How Much Time to Allow for Clock Skew?

internetsynchronizationtime

We are writing a B2B application that uses OAuth 2.0. Before a token expires we want to refresh it since it is faster to refresh a token, than to request a new one. However, we want to build in some resilience in the system to clock skew, so we want to consider a token expired a few seconds/minutes before it would actually expire.

How many seconds/minutes is it reasonable to expect for two servers, both connected to the internet, in different locations, to differ by?

Best Answer

You need to do this based on what you actually see in your system. The two basic approaches are to do it once or to make your code adjust on the fly. The first is obviously a lot easier to do but somewhat less resilient.

Doing it once means logging the time difference for each pair of servers for a while and seeing what you get. This might take a while, since you want to see whether they're re-synchronising to NIST or similar at intervals. But even very early on you should get an idea of whether the time differences are consistent or not. Then hard-code in some reasonable value. The biggest jump is likely to be the correction one, but you may never see that actually happen so you'll be guessing "our site is quiet overnight but the skip sees to happen between 2am and 6am AEST" is likely).

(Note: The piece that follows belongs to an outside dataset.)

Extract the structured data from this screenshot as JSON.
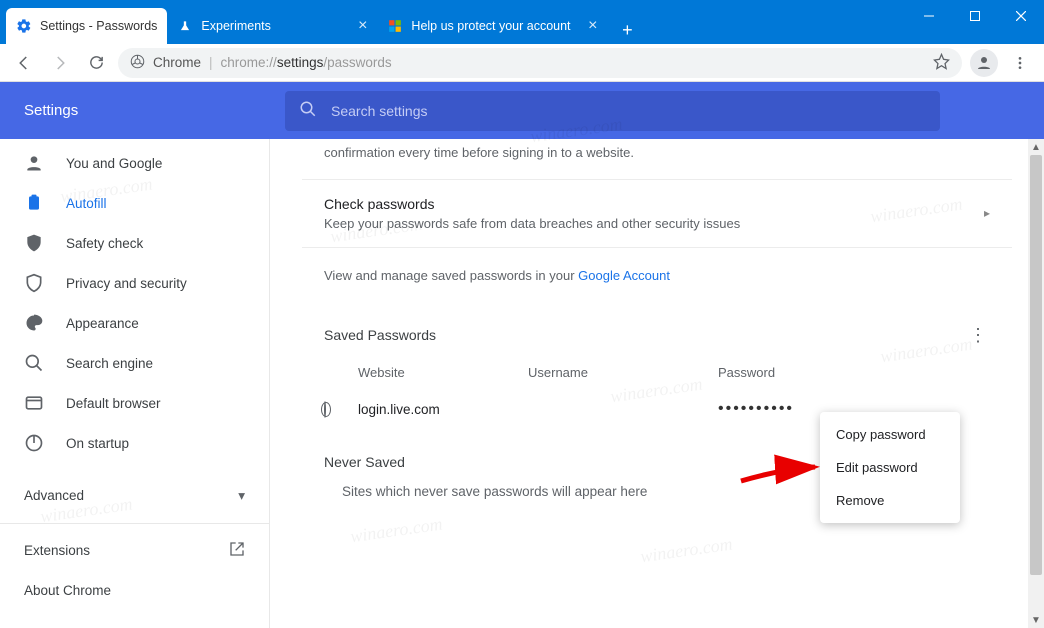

The more resilient but more code version is to do the above but map your actual offset to the most recently observed values. If your timeout is a couple of hours and you see the other system has been drifting a second a month just build that in to your pre-expiry. It only gets complex when you're trying to guess the point at which the other system will jump a couple of seconds back due to a monthly clock correction.

I think the latter is overkill unless you're looking at jumps within a factor of 10 of the total expiry time. At that point you're going to want to throw away 20% of the total time, which is a 25% increase in OAuth traffic. So it might be worthwhile to write more code in an effort to reduce it. But even then, that might not be the biggest bandwidth saving you can get for your programming time.